The first time was on 13 November last year as he was videotaping police officers physically and verbally abusing Moroccan supporters of the football team Al-Widad Al-Baydhawi at Tunis Carthage airport. He told Index: “I saw police officers beating handcuffed people. There was yelling, and blood. It was horrifying. I took my phone to film the assaults, in order to publish it later on Facebook. Police caught me, and surrounded me. They pushed me to the floor and started kicking and beating me. Then they took me to a police station room, outside the airport, with the Moroccan supporters, where I spent about 30 minutes there. During that period, I was verbally and physically abused. Then they transferred me to another room, where I was beaten again.”

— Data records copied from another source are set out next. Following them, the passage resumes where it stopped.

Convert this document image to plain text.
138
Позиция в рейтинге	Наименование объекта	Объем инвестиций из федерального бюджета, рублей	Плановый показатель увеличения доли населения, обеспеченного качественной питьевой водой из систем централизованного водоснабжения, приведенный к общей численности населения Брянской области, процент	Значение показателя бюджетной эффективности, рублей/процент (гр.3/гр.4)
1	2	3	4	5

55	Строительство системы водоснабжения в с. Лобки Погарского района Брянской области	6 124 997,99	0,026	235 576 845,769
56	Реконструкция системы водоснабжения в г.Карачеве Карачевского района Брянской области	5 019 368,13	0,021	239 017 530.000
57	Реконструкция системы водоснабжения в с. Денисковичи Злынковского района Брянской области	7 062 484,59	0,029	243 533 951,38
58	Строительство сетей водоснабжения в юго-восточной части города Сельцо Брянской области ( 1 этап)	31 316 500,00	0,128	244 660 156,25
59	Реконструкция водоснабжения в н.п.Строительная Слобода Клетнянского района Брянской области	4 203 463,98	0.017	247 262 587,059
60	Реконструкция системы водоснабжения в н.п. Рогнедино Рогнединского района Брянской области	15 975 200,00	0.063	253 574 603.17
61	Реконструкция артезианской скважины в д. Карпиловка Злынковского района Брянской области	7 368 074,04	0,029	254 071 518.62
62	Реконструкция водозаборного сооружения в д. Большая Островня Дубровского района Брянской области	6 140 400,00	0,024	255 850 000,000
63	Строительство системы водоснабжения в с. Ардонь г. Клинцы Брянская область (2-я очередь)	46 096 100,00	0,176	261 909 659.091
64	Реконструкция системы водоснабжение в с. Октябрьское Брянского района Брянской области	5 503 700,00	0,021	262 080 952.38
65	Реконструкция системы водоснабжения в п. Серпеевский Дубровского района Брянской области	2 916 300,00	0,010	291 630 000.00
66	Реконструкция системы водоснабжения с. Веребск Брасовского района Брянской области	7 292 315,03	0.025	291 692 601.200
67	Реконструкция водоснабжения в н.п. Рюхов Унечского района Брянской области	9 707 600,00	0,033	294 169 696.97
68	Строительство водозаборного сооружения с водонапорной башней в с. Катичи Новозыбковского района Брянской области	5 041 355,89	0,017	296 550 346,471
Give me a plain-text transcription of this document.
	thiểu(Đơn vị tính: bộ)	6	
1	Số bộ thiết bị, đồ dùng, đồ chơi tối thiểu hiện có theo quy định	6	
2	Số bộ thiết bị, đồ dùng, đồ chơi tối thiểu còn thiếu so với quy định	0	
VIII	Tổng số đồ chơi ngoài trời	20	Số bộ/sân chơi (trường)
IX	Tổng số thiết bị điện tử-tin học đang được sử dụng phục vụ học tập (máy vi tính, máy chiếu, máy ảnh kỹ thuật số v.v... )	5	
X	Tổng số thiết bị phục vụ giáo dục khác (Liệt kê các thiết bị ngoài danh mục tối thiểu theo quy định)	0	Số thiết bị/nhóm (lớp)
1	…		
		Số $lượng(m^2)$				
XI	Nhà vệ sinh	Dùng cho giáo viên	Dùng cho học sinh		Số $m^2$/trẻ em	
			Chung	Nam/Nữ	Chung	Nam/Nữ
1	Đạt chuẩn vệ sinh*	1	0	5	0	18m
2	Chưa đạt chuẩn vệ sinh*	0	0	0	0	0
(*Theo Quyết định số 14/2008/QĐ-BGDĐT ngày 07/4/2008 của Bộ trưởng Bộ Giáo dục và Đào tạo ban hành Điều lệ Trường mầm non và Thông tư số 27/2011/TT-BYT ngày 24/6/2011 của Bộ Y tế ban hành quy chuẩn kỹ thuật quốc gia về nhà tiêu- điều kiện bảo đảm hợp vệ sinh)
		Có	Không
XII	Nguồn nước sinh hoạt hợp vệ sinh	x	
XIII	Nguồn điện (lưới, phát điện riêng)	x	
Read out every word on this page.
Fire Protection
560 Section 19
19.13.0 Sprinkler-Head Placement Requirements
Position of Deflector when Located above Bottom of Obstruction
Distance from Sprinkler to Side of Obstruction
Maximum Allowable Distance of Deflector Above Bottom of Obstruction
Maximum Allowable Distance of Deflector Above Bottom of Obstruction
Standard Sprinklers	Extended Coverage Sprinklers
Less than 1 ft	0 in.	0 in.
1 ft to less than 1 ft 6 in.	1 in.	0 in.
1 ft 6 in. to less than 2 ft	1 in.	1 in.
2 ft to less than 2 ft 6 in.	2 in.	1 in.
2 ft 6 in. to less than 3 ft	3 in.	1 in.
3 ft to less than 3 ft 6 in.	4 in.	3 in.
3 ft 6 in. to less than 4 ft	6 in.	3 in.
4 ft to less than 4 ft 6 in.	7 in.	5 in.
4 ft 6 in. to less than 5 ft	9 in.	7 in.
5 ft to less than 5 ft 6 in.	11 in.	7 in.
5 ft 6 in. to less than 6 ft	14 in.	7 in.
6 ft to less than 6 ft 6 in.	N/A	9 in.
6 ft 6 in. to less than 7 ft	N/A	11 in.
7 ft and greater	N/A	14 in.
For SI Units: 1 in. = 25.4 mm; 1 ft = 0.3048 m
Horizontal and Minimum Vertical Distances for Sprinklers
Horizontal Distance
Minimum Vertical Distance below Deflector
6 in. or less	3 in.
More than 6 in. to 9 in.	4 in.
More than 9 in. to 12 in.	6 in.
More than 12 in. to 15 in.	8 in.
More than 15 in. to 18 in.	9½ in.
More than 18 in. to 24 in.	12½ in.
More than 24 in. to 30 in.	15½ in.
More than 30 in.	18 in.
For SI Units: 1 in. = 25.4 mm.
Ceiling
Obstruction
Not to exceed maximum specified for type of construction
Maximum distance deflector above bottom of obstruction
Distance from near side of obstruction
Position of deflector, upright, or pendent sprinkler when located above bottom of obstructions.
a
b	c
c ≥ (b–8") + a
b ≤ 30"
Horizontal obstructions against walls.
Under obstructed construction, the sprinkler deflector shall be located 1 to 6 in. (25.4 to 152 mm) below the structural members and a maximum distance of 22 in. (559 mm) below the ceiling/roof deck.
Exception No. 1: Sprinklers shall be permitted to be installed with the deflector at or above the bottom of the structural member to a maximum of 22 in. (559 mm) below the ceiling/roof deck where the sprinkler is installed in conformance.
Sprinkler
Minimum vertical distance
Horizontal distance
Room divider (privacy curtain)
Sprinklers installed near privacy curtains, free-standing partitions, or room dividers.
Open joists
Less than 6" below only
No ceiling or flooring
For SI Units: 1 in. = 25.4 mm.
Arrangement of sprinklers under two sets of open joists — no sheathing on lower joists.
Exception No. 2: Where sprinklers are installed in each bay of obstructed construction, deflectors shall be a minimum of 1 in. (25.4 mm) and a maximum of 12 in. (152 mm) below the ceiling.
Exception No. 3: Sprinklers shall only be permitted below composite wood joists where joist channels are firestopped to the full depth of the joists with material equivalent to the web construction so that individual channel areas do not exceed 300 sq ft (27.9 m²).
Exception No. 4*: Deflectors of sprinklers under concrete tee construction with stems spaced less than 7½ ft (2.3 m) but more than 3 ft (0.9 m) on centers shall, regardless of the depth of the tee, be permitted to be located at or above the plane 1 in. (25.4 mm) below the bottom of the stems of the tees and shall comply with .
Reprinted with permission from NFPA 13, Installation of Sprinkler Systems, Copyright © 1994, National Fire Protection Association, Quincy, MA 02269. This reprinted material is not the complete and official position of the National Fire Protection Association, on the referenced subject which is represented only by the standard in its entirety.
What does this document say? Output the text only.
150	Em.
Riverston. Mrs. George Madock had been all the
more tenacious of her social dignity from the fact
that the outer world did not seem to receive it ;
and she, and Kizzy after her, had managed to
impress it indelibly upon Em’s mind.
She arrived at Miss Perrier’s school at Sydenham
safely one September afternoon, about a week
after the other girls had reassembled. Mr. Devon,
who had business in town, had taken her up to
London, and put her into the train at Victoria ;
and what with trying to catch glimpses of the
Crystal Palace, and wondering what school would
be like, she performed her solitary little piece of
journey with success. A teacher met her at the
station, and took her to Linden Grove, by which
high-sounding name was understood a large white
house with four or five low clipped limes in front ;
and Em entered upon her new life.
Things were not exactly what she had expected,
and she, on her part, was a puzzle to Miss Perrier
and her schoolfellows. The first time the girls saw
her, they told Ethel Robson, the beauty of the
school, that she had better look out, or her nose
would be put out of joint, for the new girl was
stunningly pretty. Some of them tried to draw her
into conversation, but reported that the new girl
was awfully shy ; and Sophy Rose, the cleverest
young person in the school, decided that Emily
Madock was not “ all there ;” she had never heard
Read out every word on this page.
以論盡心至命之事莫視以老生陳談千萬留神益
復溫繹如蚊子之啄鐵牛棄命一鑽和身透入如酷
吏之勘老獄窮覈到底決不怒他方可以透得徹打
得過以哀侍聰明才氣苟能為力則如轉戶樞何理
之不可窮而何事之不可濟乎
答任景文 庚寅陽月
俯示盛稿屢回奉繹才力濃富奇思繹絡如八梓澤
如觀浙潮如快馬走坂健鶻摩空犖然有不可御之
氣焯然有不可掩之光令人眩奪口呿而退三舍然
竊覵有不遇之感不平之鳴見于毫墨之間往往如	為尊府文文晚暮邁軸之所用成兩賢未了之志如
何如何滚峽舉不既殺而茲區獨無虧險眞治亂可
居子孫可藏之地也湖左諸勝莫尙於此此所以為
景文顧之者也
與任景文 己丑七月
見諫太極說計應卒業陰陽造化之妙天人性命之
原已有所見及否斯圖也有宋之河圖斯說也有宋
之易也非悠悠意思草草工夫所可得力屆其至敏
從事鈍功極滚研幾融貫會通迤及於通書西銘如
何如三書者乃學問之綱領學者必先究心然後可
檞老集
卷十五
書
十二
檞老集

Bouguira said the assaults lasted from two to three hours. He also recalled how state media came to report on what happened that night at the airport and how its journalist sought to manipulate public opinion. “They fabricated their own story (…) A journalist of Al-Wataniya TV 1 [state owned television] asked the security forces to change the clothes, tainted with blood, of the Moroccan supporters. They changed their clothes, took them to another room, and the supporters were filmed with their faces against the wall. They embellished the story. They described the Moroccans as vandals, and represented the police officers as honourable men.”
He went on: “I remember there was a Libyan person who was arrested for possessing bullets, and he was being investigated. The same journalist videotaped the bullets, and when I came back home, and watched the TV report, they added the snapshots of the bullets to the report on the Moroccan supporters. They were seeking to manipulate public opinion.”
On 20 January Bouguira says he saw Isam Dardouri, one of his attackers, and the general secretary of the Syndicate of the Internal Security Forces, in Habib Bourguiba Aveue in downtown Tunis. He went to talk him. “It was stronger than me. It was just for me, to heal myself. I needed to say what’s in my heart. I told him that he had assaulted me and that he was an unjust man,” he said.
The second time, Bouguira was assaulted was on 1 February, when he was taking part in a protest in support of Interior Ministry histleblower Samir Feriani. Again, the blogger came face to face with Dardouri and sought to confront him. “He was looking at me, and laughing. He was provoking me. I took my phone and filmed him while saying ‘this is Isam Dardouri, who assaulted me along with the Moroccans at the airport'; he is not ashamed of himself.”
Some hours later, Bouguira was arrested and abused by police. He adds:
I was surrounded by police officers in plain clothes; they pushed me, beat me, insulted me, and handcuffed me, as if I were a criminal. In the police station, they would beat me again for about five minutes. I was detained for six hours for nothing.”
The blogger has lodged a complaint against his attackers. Meanwhile, Dardouri is planning to lodge a complaint against him.
“Now he wants to lodge a complaint against me. He is accusing me of defaming and harassing him,” says Zakaria. “He has the whole union by his side. Police in Tunisia has never been in the service of the citizen. Police are in the service of the police, even before the state. I don’t think they would abandon each other. But I’m not going to abandon my rights. I’m not going to surrender. If they want to arrest, kidnap, or kill me…let them do it. If Zac dies, there will be another 20 Zacs. These practices have to stop, and we should stand in their way.”